Tüketim mutluluğunun altında ne var?
‘Tüketim Toplumu’ adı üzerinde merkezine tüketimi almış, tüketince mutlu olmaya koşullanmış bir insanlık hali. Türkiye de bu insanlık halinin tüm sorunlarını yaşıyor…
Tüketim mutluluğunun altında ne var?
KUANTUM mekaniğine olan katkılarıyla ünlenmiş Avusturyalı fizikçi Schrödinger 1887 -1961 yılları arasında yaşadı. Fiziğin felsefeyle olan ilintisine yeni bakış açıları getiren ünlü bilgin bir konferansı sırasında şu soruyu sordu: Atomlar acaba neden küçüktür? Bir süre bekledikten sonra yanıt gelmeyince cevabı kendi vermek zorunda kaldı: ‘Atomlar küçük filan değildir. Biz büyüğüz de ondan. Üstelik bizim yapımızda çok sayıda atom vardır.’
Ve arkasından bir başka soruyla devam etti: ‘Acaba neden bizde bu kadar çok atom var?’ Yine sessizlik ve bir açıklama: ‘Çünkü yaşam dediğimiz şeyi devam ettirmek için çok sayıda atoma ihtiyacımız vardır da ondan!’
Basit gibi görünen bu monoloğu sosyal psikoloji açısından değerlendirdiğimizde biz de şu soruyu sorabilir, yanıtını hemen verebiliriz: ‘Aklıyla sonsuz evreni düşünebilen insan neden görünüşte küçüktür?’ Yanıtı kolay: ‘Kolektif akla ulaşmak amacıyla akılları birbiriyle sürtüştürerek ideal toplumu yaratmak için!’
İDEAL TOPLUM TÜKETİM TOPLUMU’ MU?
Yarı felsefi bu yaklaşıma neden ihtiyaç duydum bu sayfalarda? İnsanlar da tıpkı atom gibidir. Genellikle birbirini taklit eder. Aykırılıkları da vardır. Negatif ya da pozitif… İnsanların bireysel düşünceleri sayısız büyüklükte değişken haline geldiğinde kolektif düşünce oluşur. Düşüncelerin bileşiminden de ‘toplum aklı’ ortaya çıkar.

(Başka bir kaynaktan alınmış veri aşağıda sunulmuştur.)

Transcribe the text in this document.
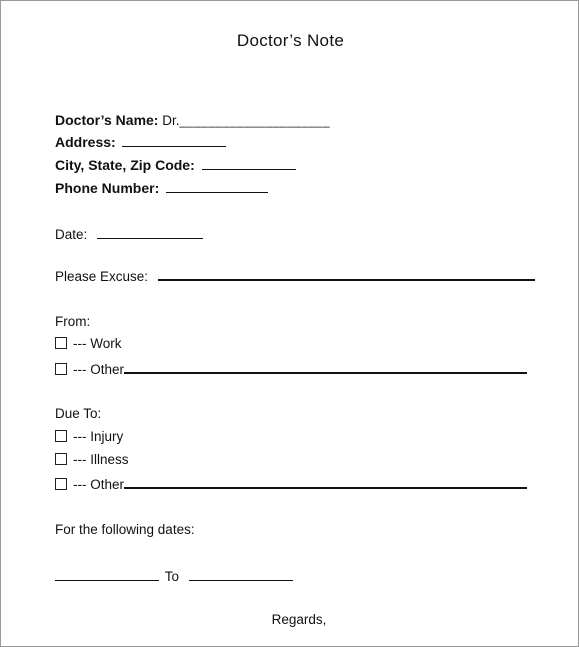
Doctor’s Note
Doctor’s Name: Dr._____________________
Address:
City, State, Zip Code:
Phone Number:
Date:
Please Excuse:
From:
--- Work
--- Other
Due To:
--- Injury
--- Illness
--- Other
For the following dates:
To
Regards,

Sosyolojik anlamda bu süreç tıpkı bireylerde olduğu gibi ‘sosyal kişilik’ rengine dönüşür. Akıllı, yaratıcı, dürüst toplumların yanı sıra, egoist, ikiyüzlü, nankör topluluk tiplerinden de bahsedilebilir kimi zaman.
Lâkin günümüzdeki en önemli topluluk tipi artı ve eksileriyle ‘Tüketim Toplumu’dur.
Tüketim toplumu belli uyaranlar ve koşullamalar sonucu patolojik bir evrilmeyle ‘nevrotik’, ‘paranoid’ hatta ‘melankolik’ hale gelebiliyor günümüzde. Karışımın içinde az da olsa sağlıklı, erdemli, özgür, koşullanmamış insanların oluşturduğu bireyler de var elbette. Tüketim toplumu küresel anlamda mutlu bir azınlığın adı güya…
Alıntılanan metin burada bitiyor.